Joachim lehnte sich im Bürostuhl zurück und atmete tief durch.

»Aber was soll ich denn Ihrer Meinung nach jetzt machen?«

»Warten Sie heute noch ab. Vielleicht meldet sie sich noch. Seltsam finde ich allerdings, dass sie sich auch hier im Kindergarten nicht abgemeldet hat. Sie ist in dieser Beziehung sonst sehr zuverlässig.«

»Vielleicht sollte ich nach Frankfurt fahren. Eventuell kann ich jemanden an der Uni finden, der mit Cornelia studiert hat.«

»Ich glaube, da werden Sie wenig Erfolg haben. Die Universität in Frankfurt ist eine der größten in Deutschland und außerdem war Cornelia schon in einem der höheren Semester, soweit ich weiß, verliert man sich da langsam aus den Augen. Sie werden vermutlich Schwierigkeiten haben, dort jemanden zu finden, der Ihnen weiterhelfen kann. Wenn Sie Cornelia nicht am Bahnhof gesehen hätten und sie gestern den Kindergarten nicht Hals über Kopf verlassen hätte, würde ich sagen, gehen Sie zur Polizei und geben Sie eine Vermisstenanzeige auf. Unter diesen Umständen rate ich Ihnen, mit Cornelias Eltern Kontakt aufzunehmen. Vielleicht leben sie oder andere Verwandte noch in Caputh. Schauen sie doch mal im Online-Telefonbuch nach, ich glaube der Name Radeberger kommt nicht sehr häufig vor.«

»Vielleicht haben Sie recht und Cornelia ruft im Laufe des Tages noch an. Auf meinem Handy wird sie allerdings nicht anrufen, die Nummer hat sie sich gar nicht erst notiert. Wie Sie vielleicht wissen, hasst sie Handys.«

Sandra lachte.

»Ja ich weiß, ich mag Handys auch nicht besonders.«

»Vielleicht hat sie ja bereits versucht, mich bei der Arbeit in der Spedition anzurufen. Ich muss gleich weiter, sonst werde ich dort noch vermisst. Aber vielen Dank, dass sie sich die Zeit genommen haben. Frau Langhans wartet bestimmt schon auf Sie.« Joachim stand auf und zog sein Jackett wieder an.

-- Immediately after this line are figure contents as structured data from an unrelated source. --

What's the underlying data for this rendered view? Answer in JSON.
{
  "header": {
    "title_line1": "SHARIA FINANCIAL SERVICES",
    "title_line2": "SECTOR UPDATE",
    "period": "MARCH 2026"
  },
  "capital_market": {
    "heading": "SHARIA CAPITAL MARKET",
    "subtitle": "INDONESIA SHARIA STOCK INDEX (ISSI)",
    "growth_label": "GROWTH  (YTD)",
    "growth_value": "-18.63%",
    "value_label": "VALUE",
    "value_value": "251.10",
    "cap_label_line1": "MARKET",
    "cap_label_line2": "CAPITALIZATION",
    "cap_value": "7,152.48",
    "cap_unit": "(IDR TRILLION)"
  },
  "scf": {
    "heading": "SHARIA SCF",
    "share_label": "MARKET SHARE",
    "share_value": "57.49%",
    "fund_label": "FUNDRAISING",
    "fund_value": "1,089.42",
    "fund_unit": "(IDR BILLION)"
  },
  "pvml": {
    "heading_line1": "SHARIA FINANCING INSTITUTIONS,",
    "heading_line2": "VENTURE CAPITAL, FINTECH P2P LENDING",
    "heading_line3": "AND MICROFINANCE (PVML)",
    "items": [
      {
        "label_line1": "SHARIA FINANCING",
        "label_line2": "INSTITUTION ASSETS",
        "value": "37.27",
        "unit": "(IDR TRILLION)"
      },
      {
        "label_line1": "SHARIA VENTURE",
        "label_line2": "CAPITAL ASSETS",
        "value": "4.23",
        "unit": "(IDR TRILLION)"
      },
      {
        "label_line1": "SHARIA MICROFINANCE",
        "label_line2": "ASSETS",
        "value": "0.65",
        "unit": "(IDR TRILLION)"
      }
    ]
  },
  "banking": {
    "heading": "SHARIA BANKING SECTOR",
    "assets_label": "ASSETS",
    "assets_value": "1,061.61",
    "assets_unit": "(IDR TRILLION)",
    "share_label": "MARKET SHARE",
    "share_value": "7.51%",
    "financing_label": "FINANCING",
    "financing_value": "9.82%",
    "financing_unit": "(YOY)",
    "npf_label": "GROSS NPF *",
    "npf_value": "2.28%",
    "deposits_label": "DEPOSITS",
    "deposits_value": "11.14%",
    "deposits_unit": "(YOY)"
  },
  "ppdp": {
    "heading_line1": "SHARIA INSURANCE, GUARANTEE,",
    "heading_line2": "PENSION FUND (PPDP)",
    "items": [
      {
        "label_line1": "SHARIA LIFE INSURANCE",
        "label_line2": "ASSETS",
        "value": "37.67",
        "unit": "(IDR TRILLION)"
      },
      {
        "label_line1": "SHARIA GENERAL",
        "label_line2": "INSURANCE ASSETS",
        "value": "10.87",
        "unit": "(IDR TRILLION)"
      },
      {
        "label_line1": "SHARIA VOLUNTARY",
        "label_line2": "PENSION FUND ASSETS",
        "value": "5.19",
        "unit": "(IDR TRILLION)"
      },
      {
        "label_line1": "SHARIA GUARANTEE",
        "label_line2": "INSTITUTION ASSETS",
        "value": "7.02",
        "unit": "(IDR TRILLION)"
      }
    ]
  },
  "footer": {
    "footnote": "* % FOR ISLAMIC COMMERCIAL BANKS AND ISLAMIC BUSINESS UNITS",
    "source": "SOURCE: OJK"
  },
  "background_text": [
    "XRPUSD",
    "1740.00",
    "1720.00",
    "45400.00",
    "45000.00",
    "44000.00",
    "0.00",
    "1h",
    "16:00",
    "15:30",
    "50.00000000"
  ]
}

»Woher kennen Sie den Namen meiner Kollegin?«

»Den hat Cornelia irgendwann mal erwähnt; soweit ich weiß, übernimmt sie häufig die Vertretung und ist so eine Art Springer.«

Sandra schob ihren Stuhl an den Schreibtisch. Joachim nahm seine Jacke von der Rückenlehne.

»Herr Magiera, geben Sie mir noch ihre Handy-Nummer, wenn sich Cornelia im Kindergarten melden sollte, dann kann ich Ihnen sofort Bescheid sagen.«

»Ja, Sie haben recht.«

Sandra war bereits dabei, sich einen Stift und einen kleinen Notizzettel vom Schreibtisch zu nehmen.

»So, schießen Sie los.« Joachim nannte ihr die Nummer. Im Flur verabschiedeten sie sich voneinander. Es war mittlerweile zwanzig vor neun. Joachim ging hinaus in den Regen, der wieder etwas schwächer geworden zu sein schien. Auch der böige Wind hatte etwas nachgelassen. Zügigen Schrittes machte er sich auf den Weg zu seinem Auto. Ihm knurrte jetzt der Magen, schließlich hatte er nichts gefrühstückt. Am Auto angekommen, kramte Joachim als Erstes sein Handy aus der Jackentasche und rief bei Olaf Müller im Büro an. Hin und wieder kam Olaf auch vor neun ins Büro, an diesem Tag allerdings nicht.